De l'avis de la plupart des observateurs, les prix de l'immobilier résidentiel en Belgique devraient rester relativement stables cette année. Si l'on prévoit quand même des hausses de prix sur le marché des bureaux et de l'immobilier de détail (mais alors uniquement dans le cas de lieux d'exception), les prix pour des lieux secondaires et en périphérie devraient plutôt se stabiliser, voire même diminuer quelque peu. L'intérêt des investisseurs immobiliers en 2012 continuera de porter sur les bureaux, suivis de l'immobilier résidentiel, de l'immobilier de détail et de l’infrastructure hôtelière. L'attrait de l'immobilier logistique, quant à lui, restera limité.

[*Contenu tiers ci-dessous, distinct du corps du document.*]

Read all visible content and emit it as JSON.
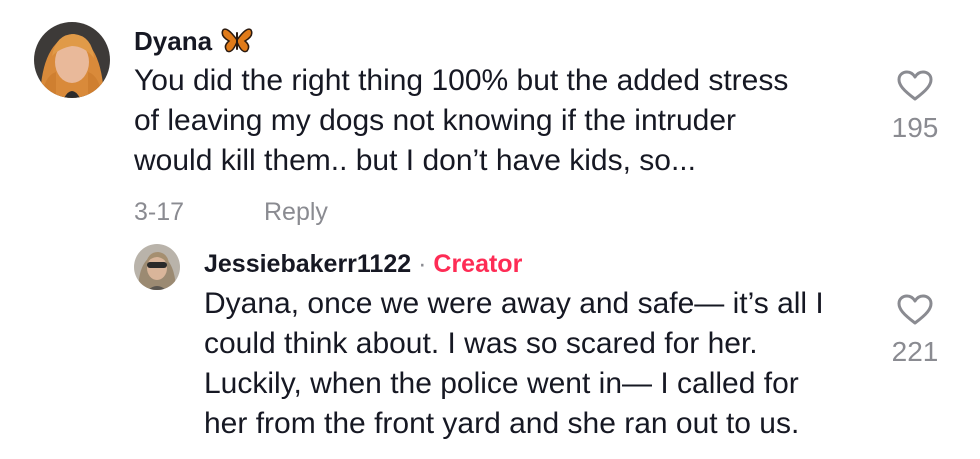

Les villes flamandes continuent de dominer le marché de l'immobilier

Aux yeux des investisseurs, le marché immobilier flamand offre clairement davantage de perspectives que son équivalent wallon. Il convient toutefois de noter des différences régionales.

« La Flandre domine le marché de l'immobilier résidentiel tandis que Bruxelles est talonnée en matière de bureaux par des villes flamandes secondaires », poursuit Tristan Dhondt.

En termes de placements dans l'infrastructure de détail, les investisseurs privilégient les villes de Louvain (30 %), de Gand (27 %) et d'Anvers (27 % également). Affichant un score de 15 %, Courtrai fait aussi bien que Bruxelles en termes d'investissements dans l'infrastructure de détail. Namur et Liège, quant à elles, se maintiennent à 12 %.

Le centre névralgique du marché de l'immobilier résidentiel se trouve principalement, aux yeux des investisseurs interrogés, à Gand (30 %) et Louvain (23 %). Courtrai, Bruxelles et Liège décrochent chacune 15 % des suffrages, tandis que seulement 4 % des répondants, étonnamment, voient encore des perspectives sur le marché de l'immobilier résidentiel anversois.

Le marché des bureaux reste traditionnellement dominé par la capitale (58 %), suivie par la ville d'Anvers (34 %).

« Les sicav immobilières ainsi que les compagnies d'assurances sont considérées comme les investisseurs les plus actifs. Du côté des ventes, l'on s'attend également à ce que les entreprises du secteur de l'immobilier résidentiel soient les plus présentes », conclut Tristan Dhondt.